A federal seach warrant for the home of Arlina Alexander-Zaplutus of Elk Grove alleges she was involved in a "foreclosure rescue scheme" - where unscrupulous people promise homeowners they can stop the foreclosure process.
The FBI agent investigating the scheme said in the documents that it is done by filing for bankruptcy over and over, using incomplete filings that keep restarting the process.
When a friend told Javier Jiminez there was a lady who could keep him from losing his house of 20 years, he decided to give it a try.
"My dad lost his job. We had no money, the next thing you know, all we know is she's gonna take care of the house for us," said Javier's son Jose Jiminez.
Jiminez said Alexander-Zaplutus told his father she would help him stay in his home.
"Yes, she was actually gonna reduce payments and everything like that. She was gonna take care of everything that was going on with the house," the younger Jiminez said she told his father.
In return, Jiminez paid her $500.00 dollars a month and $1500.00 every six months, in addition to $274.00 filing fees the search warrant alleges Alexander-Zaplutus generally did not pay.
"He said that she was saying everything would be ok because she works for the government," Jiminez said.
Information in the search warrant confirms that Alexander-Zaplutus took payments from her mostly Hispanic clients. In return, she continued to file bankruptcy papers, sometimes under other's names, to allow her to keep filing.
Jiminez finally decided to hire a real estate agent to try to do a short-sale of his home - and that's when the realtor gave him some bad news.

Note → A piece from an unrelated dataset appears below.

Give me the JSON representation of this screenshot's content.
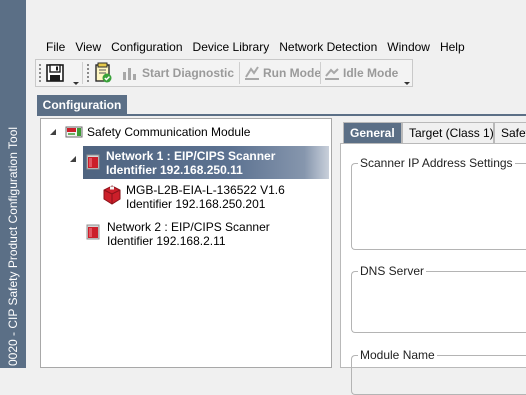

"She ended up putting in a bunch of different owners into the house itself," the younger Jiminez said, apparently indicating Alexander-Zaplutus tried to show the home had changed hands to allow her to further delay foreclosure proceedings.
Through his son, the elder Jiminez said he'd wondered how the process worked, but accepted it as a way to stay in his home.
"It was suspicious, but because we were still here, we were like, ok, we're being helped. And it was worth it, I guess," said Jose Jiminez.
The search warrant shows the FBI was looking for documents, computers and hard drives.
No one answered the door at Alexander-Zapulutus' comfortable home in Elk Grove.
No one at the U.S. Attorney's office in Sacramento answered phone calls. A recording said no one was available because of the government shutdown.